Un « aujourd’hui » qui vaut toujours… aujourd’hui


Cf. Kierkegaard et la contemporanéité avec l’Absolu — manifesté en Christ.


Sur Exercice en christianisme. Citation de Daniel Vidal, « Søren Kierkegaard, Exercice en christianisme », Archives de sciences sociales des religions, 140, 2007 (extraits) :

Le christianisme est « l’Absolu », et c’est à cet Absolu que le croyant est invité à se confronter. Par quelles voies, avec quelles armes ? En se portant contemporain du Christ : « Aucune parole de Christ, pas même une seule, tu n’as le droit de te les approprier, tu n’as pas la moindre part en lui, pas la plus éloignée des communautés avec lui, si tu n’es pas contemporain avec lui dans son abaissement ». Être du même « temps », ce temps de l’irruption du scandale [l'Incarnation], quand rien encore n’est avéré, ni accompli, mais que tout est déjà joué, que tout apparaît « absurde », et que cet « absurde » est marque d’ « extraordinaire » : « Que Dieu ait vécu ici sur terre comme un homme singulier, c’est infiniment extraordinaire. Si cela n’avait eu strictement aucune conséquence, ce serait la même chose, cela resterait parfaitement extraordinaire, infiniment extraordinaire ». Être en exacte contemporanéité avec cet événement au revers de tout ordre, conditionne une nouvelle, et à proprement parler, intransitive, conception du temps. « Par rapport à l’absolu, il n’y a qu’un seul temps, le présent ». Christ ? : « Une personne au plus haut point anhistorique » : si l’histoire dit « ce qui s’est réellement passé », et si l’on applique cette formule au christianisme, on rend impensable du même coup le temps de la pure présence, et donc sans cesse recommencée, de l’« événement christique ».

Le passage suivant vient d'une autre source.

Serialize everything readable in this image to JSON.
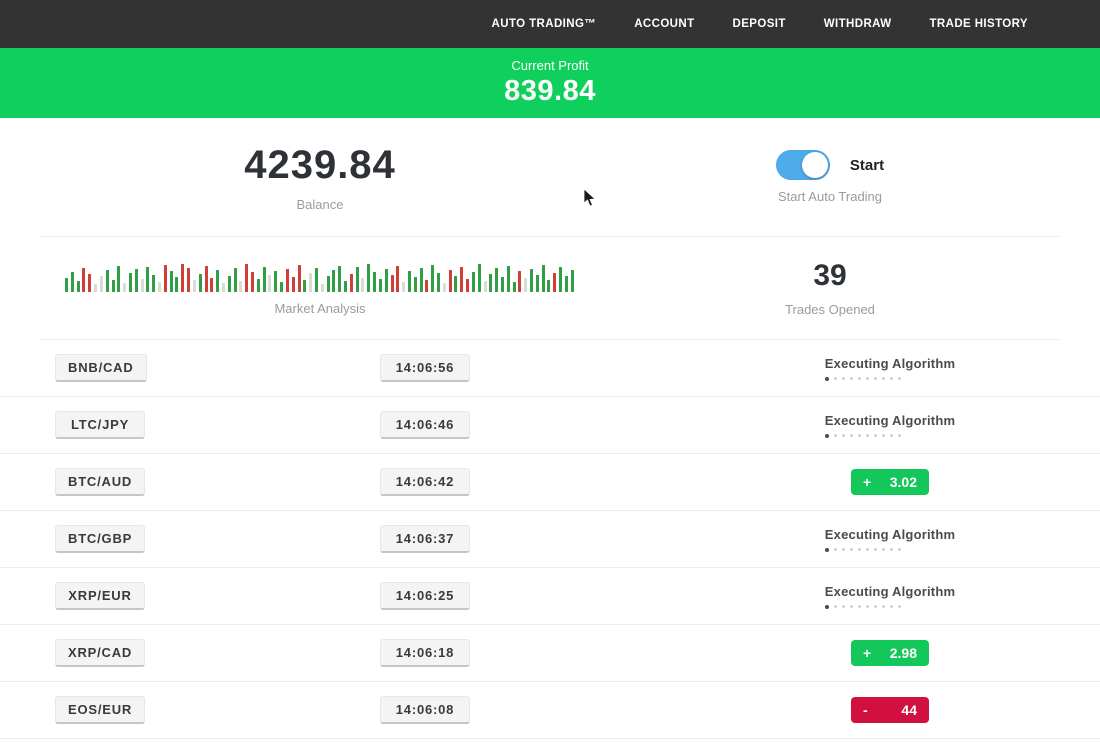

Si, comme il en va dans l’Exercice, ne peut véritablement comprendre que celui qui se fait « contemporain » de son « objet » — l’homme-Dieu ici, là cet autrui singulier, là encore tous les autruis —, alors cette exigence de contemporanéité induit un « rapport à la vérité où chacun “recommence à zéro” ».



Sur Miettes philosophiques. Citation de Hélène Politis, Le vocabulaire de Kierkegaard (extrait) :

C'est comme croyant que le disciple se rapporte « à ce maître-ci » (Mi, SV3 VI, p. 58-59/0C VII, p. 58). [...] Le contemporain et le non-contemporain rencontrent exactement la même difficulté. Nul n'a le moindre privilège comparé à l'autre ni le contemporain parce qu'il aurait vu personnellement l'événement, ni le non-contemporain parce qu'il pourrait être mieux documenté sur les circonstances et les conséquences historiques, ou encore parce qu'il serait meilleur théologien. On ne reçoit pas la foi de seconde main [ :] tout croyant est disciple de première main, tout croyant, en tant que tel, est contemporain de l'événement christique.


*

« Rachetez le temps » ( Ep 5:16 ; Col 4:5)

Une façon de comprendre le temps — celui qui passe — nous empêcherait d'en parler plus longtemps que cet autre temps — la pluie et le beau temps — : il s'agit de la façon de le comprendre comme un fleuve qui coule. Sous cet angle, le fameux « rachetez le temps », est tout simplement incompréhensible — ce rachat du temps devenant rattrapage de temps perdu : « on ne rattrape pas le temps perdu ».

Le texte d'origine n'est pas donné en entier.